Il sospetto è che Piva, come presidente della Bcc veneziana, fosse a conoscenza dello stato di Enerambiente e che, avendo saputo che i suoi tre sottoposti (poi arrestati) avevano proceduto a erogazioni fatte senza titolo di garanzia, non abbia avvisato le autorità. Per questo ieri i finanzieri del Nucleo tributario della guardia di finanza di Napoli, comandati dal colonnello Massimo Gallo, gli hanno notificato l’avviso di garanzia e hanno eseguito un’ordine di perquisizione nella sua abitazione nel Veneziano, e nella sede della Federazione della banche di credito cooperativo che si trova in via Longhin a Padova. Perquisizioni sono state fatte anche nella casa e negli uffici del presidente del collegio sindacale Daniele Rubin,ma quest’ultimo non risulterebbe indagato.

Piva, da noi contattato, ha dichiarato la piena disponibilità a collaborare con la magistratura di Napoli, ribadendo la posizione già presa all’indomani degli arresti dei suoi collaboratori: ovvero che la banca è «parte lesa» del castello di falsità che sarebbe stato messo in piedi da Gavioli. Su ordine del giudice per le indagini preliminari infatti il 20 giugno sono finiti in carcere Gavioli e anche i collaboratori di Piva, ovvero Alessandro Arzenton, Manuela Furlan e Mario Zavagno. Arzenton, padovano di 50 anni, era il direttore della Bcc Veneziana, estromesso successivamente dal suo incarico. Manuela Furlan, veneziana di 50 anni, era direttrice della filiale di Malcontenta (Venezia) e Mario Zavagno, 63 anni, era responsabile del settore crediti della sede centrale. I pubblici ministeri Danilo de Simone, Ida Teresi, Maria Sepe e Luigi Santulli, riscontrarono gravi indizi di colpevolezza in merito ai reati di concorso in ricorso abusivo al credito e truffa. In particolare i magistrati rilevano che i tre (e il resto della «cricca» di Gavioli, ovvero Maria Chiara Gavioli, Paolo Bellamio, Giancarlo Tonetto, Enrico Prandin, Giorgio Zabeo Giovanni Faggiano, Stefania Vio, Loris Zerbin) avrebbero «dissimulato il dissesto e lo stato di insolvenza di Enerambiente spa con l’accordo dei funzionari e dipendenti della Bcc del Veneziano (…) i quali con condotte attive e omissive concorrevano a ottenere elargizione di flussi finanziari a fronte di una rappresentanza cartolare fittizia e a nascondere la reale situazione economico-finanziaria».

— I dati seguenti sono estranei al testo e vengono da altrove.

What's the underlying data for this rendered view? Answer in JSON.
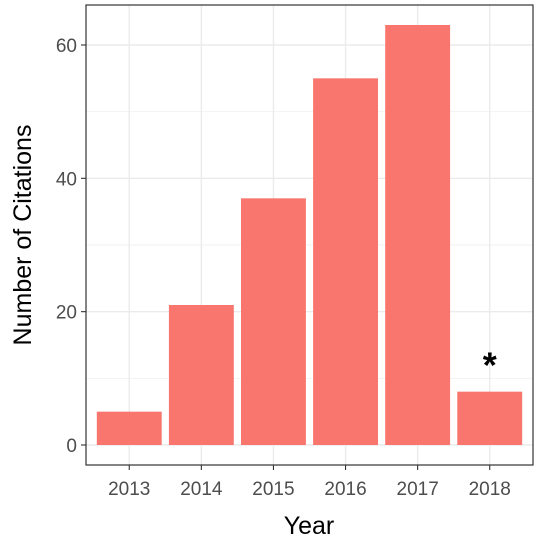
{
  "chart_data": {
    "type": "bar",
    "categories": [
      "2013",
      "2014",
      "2015",
      "2016",
      "2017",
      "2018"
    ],
    "values": [
      5,
      21,
      37,
      55,
      63,
      8
    ],
    "xlabel": "Year",
    "ylabel": "Number of Citations",
    "ylim": [
      -3,
      66
    ],
    "yticks": [
      0,
      20,
      40,
      60
    ],
    "grid": true,
    "bar_color": "#F8766D",
    "annotations": [
      {
        "category": "2018",
        "text": "*"
      }
    ]
  }
}
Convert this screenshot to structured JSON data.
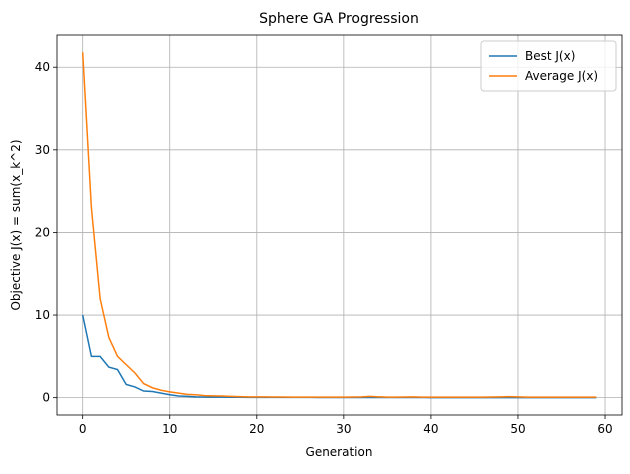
{
  "chart_data": {
    "type": "line",
    "title": "Sphere GA Progression",
    "x_label": "Generation",
    "y_label": "Objective J(x) = sum(x_k^2)",
    "x": [
      0,
      1,
      2,
      3,
      4,
      5,
      6,
      7,
      8,
      9,
      10,
      11,
      12,
      13,
      14,
      15,
      16,
      17,
      18,
      19,
      20,
      21,
      22,
      23,
      24,
      25,
      26,
      27,
      28,
      29,
      30,
      31,
      32,
      33,
      34,
      35,
      36,
      37,
      38,
      39,
      40,
      41,
      42,
      43,
      44,
      45,
      46,
      47,
      48,
      49,
      50,
      51,
      52,
      53,
      54,
      55,
      56,
      57,
      58,
      59
    ],
    "series": [
      {
        "name": "Best J(x)",
        "color": "#1f77b4",
        "values": [
          10,
          5,
          5,
          3.7,
          3.4,
          1.6,
          1.3,
          0.8,
          0.75,
          0.55,
          0.35,
          0.2,
          0.15,
          0.1,
          0.08,
          0.07,
          0.06,
          0.05,
          0.05,
          0.04,
          0.04,
          0.04,
          0.03,
          0.03,
          0.03,
          0.03,
          0.03,
          0.02,
          0.02,
          0.02,
          0.02,
          0.02,
          0.02,
          0.02,
          0.02,
          0.02,
          0.02,
          0.02,
          0.02,
          0.02,
          0.01,
          0.01,
          0.01,
          0.01,
          0.01,
          0.01,
          0.01,
          0.01,
          0.01,
          0.01,
          0.01,
          0.01,
          0.01,
          0.01,
          0.01,
          0.01,
          0.01,
          0.01,
          0.01,
          0.01
        ]
      },
      {
        "name": "Average J(x)",
        "color": "#ff7f0e",
        "values": [
          41.8,
          23,
          12,
          7.3,
          5,
          4,
          3,
          1.7,
          1.2,
          0.9,
          0.7,
          0.55,
          0.4,
          0.35,
          0.25,
          0.22,
          0.2,
          0.15,
          0.12,
          0.1,
          0.1,
          0.09,
          0.08,
          0.08,
          0.07,
          0.07,
          0.07,
          0.06,
          0.06,
          0.06,
          0.07,
          0.08,
          0.1,
          0.15,
          0.1,
          0.07,
          0.06,
          0.08,
          0.09,
          0.07,
          0.06,
          0.06,
          0.06,
          0.06,
          0.06,
          0.06,
          0.07,
          0.08,
          0.1,
          0.12,
          0.09,
          0.07,
          0.06,
          0.06,
          0.06,
          0.06,
          0.06,
          0.06,
          0.06,
          0.06
        ]
      }
    ],
    "xlim": [
      -2.95,
      61.95
    ],
    "ylim": [
      -2.1,
      43.9
    ],
    "xticks": [
      0,
      10,
      20,
      30,
      40,
      50,
      60
    ],
    "yticks": [
      0,
      10,
      20,
      30,
      40
    ],
    "grid": true,
    "legend": "upper right"
  }
}
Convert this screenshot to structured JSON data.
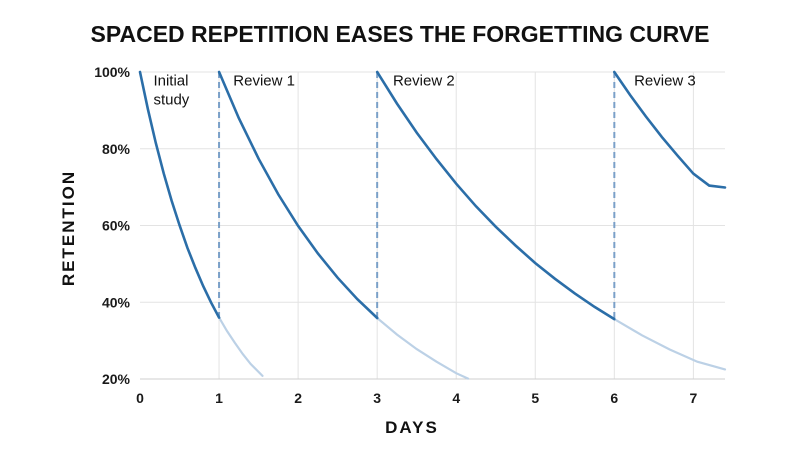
{
  "chart_data": {
    "type": "line",
    "title": "SPACED REPETITION EASES THE FORGETTING CURVE",
    "xlabel": "DAYS",
    "ylabel": "RETENTION",
    "xlim": [
      0,
      7.4
    ],
    "ylim": [
      20,
      100
    ],
    "x_ticks": [
      {
        "value": 0,
        "label": "0"
      },
      {
        "value": 1,
        "label": "1"
      },
      {
        "value": 2,
        "label": "2"
      },
      {
        "value": 3,
        "label": "3"
      },
      {
        "value": 4,
        "label": "4"
      },
      {
        "value": 5,
        "label": "5"
      },
      {
        "value": 6,
        "label": "6"
      },
      {
        "value": 7,
        "label": "7"
      }
    ],
    "y_ticks": [
      {
        "value": 20,
        "label": "20%"
      },
      {
        "value": 40,
        "label": "40%"
      },
      {
        "value": 60,
        "label": "60%"
      },
      {
        "value": 80,
        "label": "80%"
      },
      {
        "value": 100,
        "label": "100%"
      }
    ],
    "grid": true,
    "colors": {
      "primary": "#2b6ea8",
      "faded": "#bcd1e6",
      "marker": "#7aa0c8"
    },
    "series": [
      {
        "label": "Initial study",
        "active": {
          "x": [
            0,
            0.1,
            0.2,
            0.3,
            0.4,
            0.5,
            0.6,
            0.7,
            0.8,
            0.9,
            1.0
          ],
          "y": [
            100,
            90.3,
            81.5,
            73.6,
            66.5,
            60.1,
            54.2,
            49.0,
            44.2,
            39.9,
            36.0
          ]
        },
        "tail": {
          "x": [
            1.0,
            1.1,
            1.2,
            1.3,
            1.4,
            1.55
          ],
          "y": [
            36.0,
            32.5,
            29.4,
            26.5,
            23.9,
            20.8
          ]
        }
      },
      {
        "label": "Review 1",
        "active": {
          "x": [
            1.0,
            1.25,
            1.5,
            1.75,
            2.0,
            2.25,
            2.5,
            2.75,
            3.0
          ],
          "y": [
            100,
            88.0,
            77.4,
            68.1,
            59.9,
            52.7,
            46.4,
            40.8,
            35.9
          ]
        },
        "tail": {
          "x": [
            3.0,
            3.25,
            3.5,
            3.75,
            4.0,
            4.15
          ],
          "y": [
            35.9,
            31.6,
            27.8,
            24.5,
            21.5,
            20.1
          ]
        }
      },
      {
        "label": "Review 2",
        "active": {
          "x": [
            3.0,
            3.25,
            3.5,
            3.75,
            4.0,
            4.25,
            4.5,
            4.75,
            5.0,
            5.25,
            5.5,
            5.75,
            6.0
          ],
          "y": [
            100,
            91.8,
            84.2,
            77.3,
            70.9,
            65.0,
            59.7,
            54.8,
            50.2,
            46.1,
            42.3,
            38.8,
            35.6
          ]
        },
        "tail": {
          "x": [
            6.0,
            6.35,
            6.7,
            7.05,
            7.4
          ],
          "y": [
            35.6,
            31.4,
            27.7,
            24.5,
            22.5
          ]
        }
      },
      {
        "label": "Review 3",
        "active": {
          "x": [
            6.0,
            6.2,
            6.4,
            6.6,
            6.8,
            7.0,
            7.2,
            7.4
          ],
          "y": [
            100,
            94.0,
            88.4,
            83.1,
            78.2,
            73.5,
            70.4,
            69.9
          ]
        },
        "tail": {
          "x": [],
          "y": []
        }
      }
    ],
    "review_markers": [
      1,
      3,
      6
    ],
    "annotations": [
      {
        "lines": [
          "Initial",
          "study"
        ],
        "x": 0.17,
        "y": 96.5
      },
      {
        "lines": [
          "Review 1"
        ],
        "x": 1.18,
        "y": 96.5
      },
      {
        "lines": [
          "Review 2"
        ],
        "x": 3.2,
        "y": 96.5
      },
      {
        "lines": [
          "Review 3"
        ],
        "x": 6.25,
        "y": 96.5
      }
    ]
  }
}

Nel mirino, come appare nelle prime pagine dell’ordinanza che ha disposto il carcere, ci sono 15 milioni di euro concessi non solo non chiedendo garanzie ma sapendo che la società stava andando in decozione. In particolare, si legge nell’ordinanza «l’accusa evidenzia che tale condotta veniva realizzata grazie ad una intesa con alcuni funzionari della banca di credito cooperativo – banca del Veneziano – i quali erano a conoscenza sia dello stato reale delle società sia della falsità dei dato forniti dalla stessa e tuttavia continuavano a deliberare ulteriori concessioni di credito mentre allo stesso tempo bloccavano la trasmissione di segnalazioni di operazioni sospette sui conti correnti nei rapporti bancari della società agli uffici della Banca d’Italia, omettevano il controllo sulla solvibilità del debitore e sulla veridicità di fatture e contratti prodotti anche quando esistevano segnali di allarme chiari che venivano ignorati ». In tutto questo appaiono sospette, e quindi trasmesse all’autorità giudiziaria a garanzia dell’indagato Amedeo Piva, alcune telefonate fatte con Gavioli e con il suo attuale avvocato, in cui sembra essere a conoscenza delle omissioni dei suoi collaboratori.